Rabies infected animals can appear very aggressive, attacking for no reason. Some may act very tame. They may look like they are foaming at the mouth or drooling because they cannot swallow their saliva. Sometimes the animal may stagger (this can also be seen in distemper). Not long after this point they will die. Most animals can transmit rabies days before showing symptoms.

Initially, like in many diseases, the symptoms of rabies are non-specific; fever, headache and malaise. This may last several days. At the site of the bite, there may be some pain and discomfort. Symptomsthen progress to more severe: confusion, delirium, abnormal behavior and hallucinations. If it gets this far, the disease is nearly 100% fatal.

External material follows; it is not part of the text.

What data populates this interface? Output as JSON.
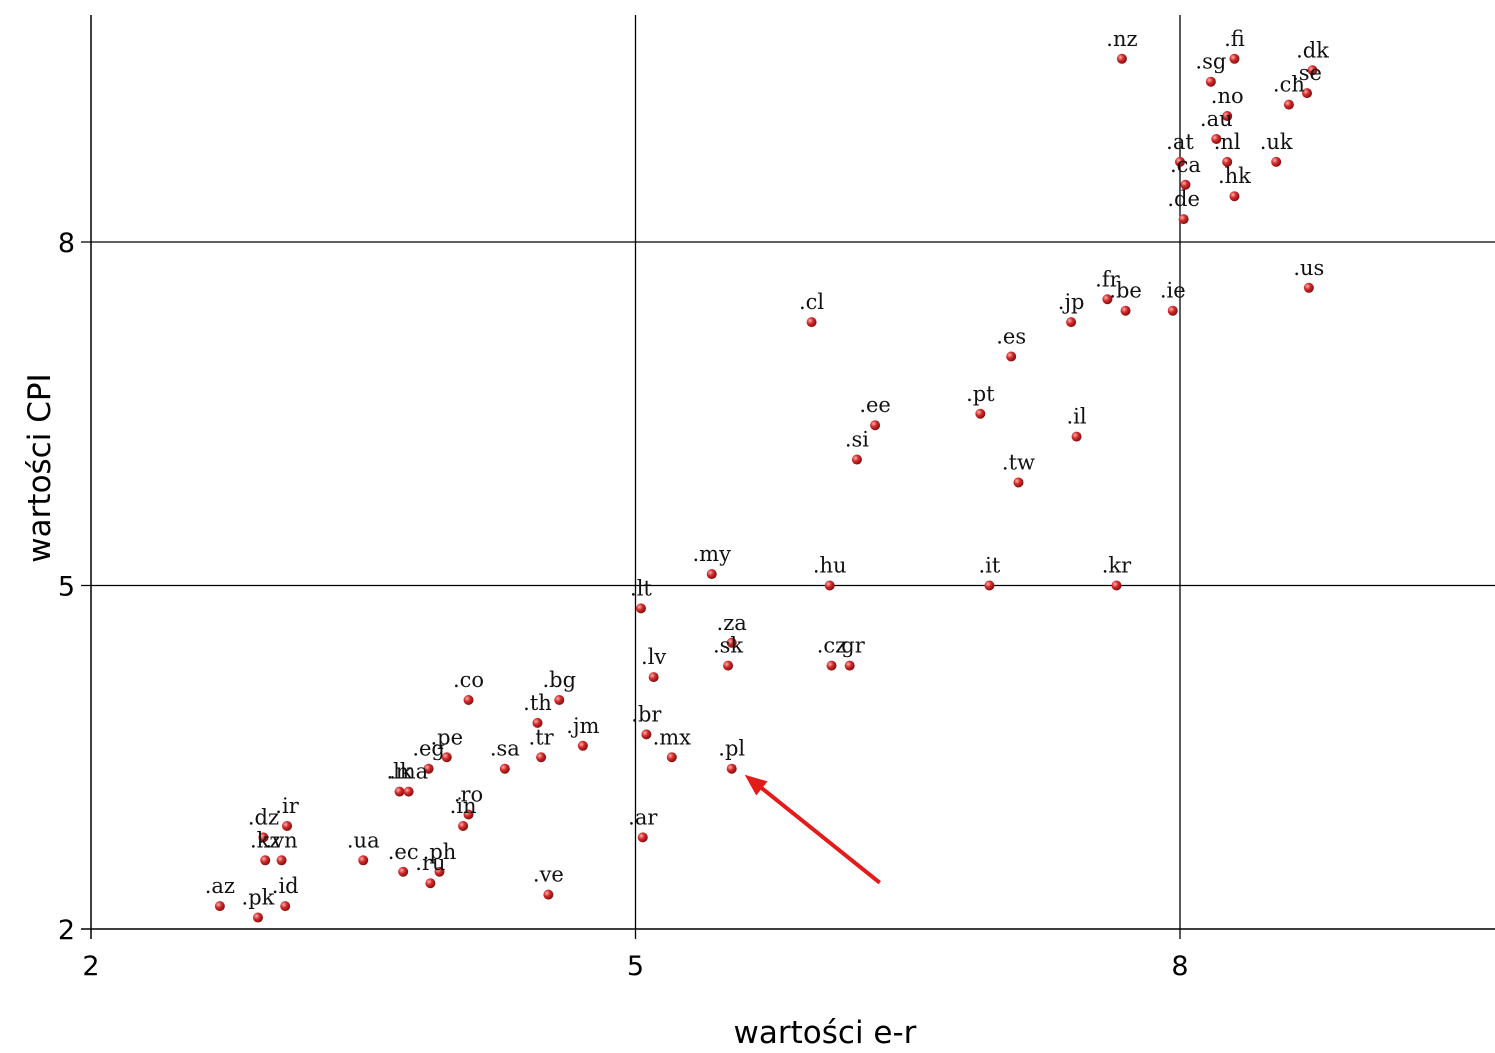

Although worldwide it is estimated that there are more than 60,000 deaths due to rabies annually,human rabies cases are extremely rare in the United States, which averages  less than five human rabies cases annually.

Human rabies is prevented by administration of rabies vaccine and rabies immune globulin.

In light of this incident, Metro Health reminds the community to follow this guidance:

  • Teach children that they should never touch wildlife or any roaming animal, regardless of whether it is living or dead. Children should be taught to tell an adult immediately if they see or touch an unknown animal in close proximity to people or pets.
  • Adults should also refrain from feeding, touching, or handling any wildlife or unknown animals.
  • If you or your pet makes contact with a bat, skunk, raccoon, coyote, or other wildlife, San Antonio residents are urged to call Animal Care Services at 311. County residents can contact Bexar County Animal Control at 335-9000.
  • Pets that come into contact with wildlife should be confined to prevent further exposure to people or animals. State law dictates that anyactual or potential rabies exposure must be reported to the local rabies authority for investigation and potential testing.
  • Vaccinate your pet against rabies.
  • If the unknown animal is within a home or building, keep the animal confined, but only if it can be done safely and without direct contact.
  • If at all possible, wait for Animal Control to respond and avoid striking the animal. Physical trauma can damage the brain and make it impossible to conduct rabies laboratory tests.